Gurría discussed the “continued need for pension reform” in Hungary. Since reform means cuts, Gurría pointed out that nowadays “individuals” have to “take more responsibility for funding their retirement income.” People aren’t doing this, he said, because “Hungarians don’t plan for the future” and because “private pensions are complex.” The solution, according to Gurría, was to promote “financial literacy” so that people could understand complicated things like “investment risk during the accumulation phase” and “inflation risk during the decumulation phase.” (He forgot to mention the can’t-pay-your-utility-bill phase.) The funny thing is that Gurría’s speech was held several weeks before the IMF bailout and austerity program–which is not surprising, since every day is pension reform day at the OECD.

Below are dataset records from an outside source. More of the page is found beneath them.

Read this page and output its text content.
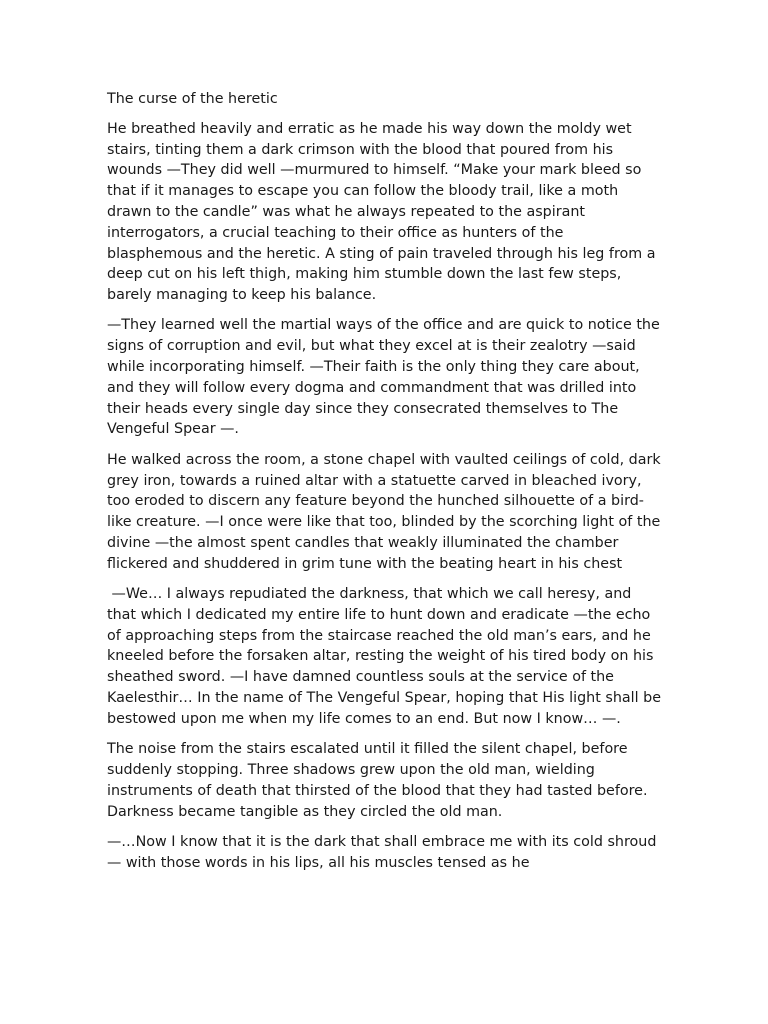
The curse of the heretic

He breathed heavily and erratic as he made his way down the moldy wet stairs, tinting them a dark crimson with the blood that poured from his wounds —They did well —murmured to himself. “Make your mark bleed so that if it manages to escape you can follow the bloody trail, like a moth drawn to the candle” was what he always repeated to the aspirant interrogators, a crucial teaching to their office as hunters of the blasphemous and the heretic. A sting of pain traveled through his leg from a deep cut on his left thigh, making him stumble down the last few steps, barely managing to keep his balance.

—They learned well the martial ways of the office and are quick to notice the signs of corruption and evil, but what they excel at is their zealotry —said while incorporating himself. —Their faith is the only thing they care about, and they will follow every dogma and commandment that was drilled into their heads every single day since they consecrated themselves to The Vengeful Spear —.

He walked across the room, a stone chapel with vaulted ceilings of cold, dark grey iron, towards a ruined altar with a statuette carved in bleached ivory, too eroded to discern any feature beyond the hunched silhouette of a bird-like creature. —I once were like that too, blinded by the scorching light of the divine —the almost spent candles that weakly illuminated the chamber flickered and shuddered in grim tune with the beating heart in his chest

—We… I always repudiated the darkness, that which we call heresy, and that which I dedicated my entire life to hunt down and eradicate —the echo of approaching steps from the staircase reached the old man’s ears, and he kneeled before the forsaken altar, resting the weight of his tired body on his sheathed sword. —I have damned countless souls at the service of the Kaelesthir… In the name of The Vengeful Spear, hoping that His light shall be bestowed upon me when my life comes to an end. But now I know… —.

The noise from the stairs escalated until it filled the silent chapel, before suddenly stopping. Three shadows grew upon the old man, wielding instruments of death that thirsted of the blood that they had tasted before. Darkness became tangible as they circled the old man.

—…Now I know that it is the dark that shall embrace me with its cold shroud— with those words in his lips, all his muscles tensed as he
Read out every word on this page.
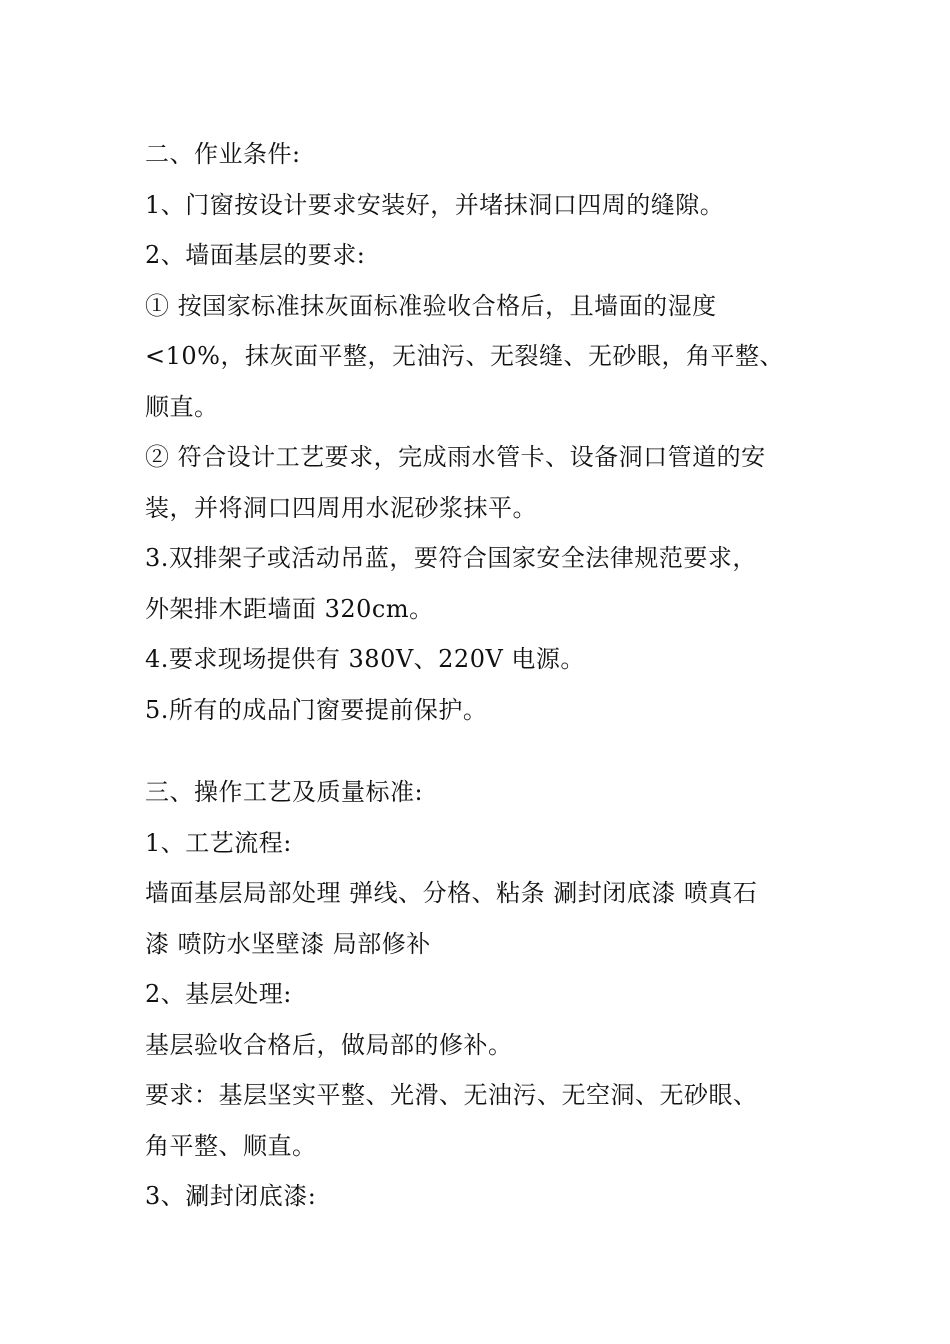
二、作业条件:
1、门窗按设计要求安装好，并堵抹洞口四周的缝隙。
2、墙面基层的要求:
① 按国家标准抹灰面标准验收合格后，且墙面的湿度
<10%，抹灰面平整，无油污、无裂缝、无砂眼，角平整、
顺直。
② 符合设计工艺要求，完成雨水管卡、设备洞口管道的安
装，并将洞口四周用水泥砂浆抹平。
3.双排架子或活动吊蓝，要符合国家安全法律规范要求，
外架排木距墙面 320cm。
4.要求现场提供有 380V、220V 电源。
5.所有的成品门窗要提前保护。
三、操作工艺及质量标准:
1、工艺流程:
墙面基层局部处理 弹线、分格、粘条 涮封闭底漆 喷真石
漆 喷防水坚壁漆 局部修补
2、基层处理:
基层验收合格后，做局部的修补。
要求：基层坚实平整、光滑、无油污、无空洞、无砂眼、
角平整、顺直。
3、涮封闭底漆:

G-20 photo-ops notwithstanding, that’s about all the international community has done to help Hungary, an EU and NATO member, a fledgling democracy right in the middle of Europe–the same old program of “individual responsibility” for retirees and the disabled, and “reassurance” for the “people who hold the debt.” Recession or no, that remains the dominant language of democratic capitalism. That’s the language that feeds the extremism of Jobbik and other far-right populist parties across Europe.

It’s hard to know how dangerous Jobbik is. The party did better than expected in the June 7 poll and could enter a coalition government with the populist center-right after national elections in 2010, which the austerity-peddling Socialists seem likely to lose.

However, Jobbik’s current numbers might not be the relevant factor to consider. Instead, we should turn to the economic historian Karl Polanyi (himself a Hungarian), whose 1944 classic, The Great Transformation, described how the social destruction wrought by market forces paved the way for fascism in Central Europe. Polanyi argued that a dysfunctional social situation created fascism, not the other way around. Fascism “was rooted in a market society that refused to function,” he wrote. “To imagine that it was the strength of the movement which created situations such as these, and not to see that it was the situation that gave birth to the movement, is to miss the outstanding lesson of the past decades.”

If we continue to pretend that an economy is working as long as “the people who hold the debt” are happy, then we might need to relearn that lesson.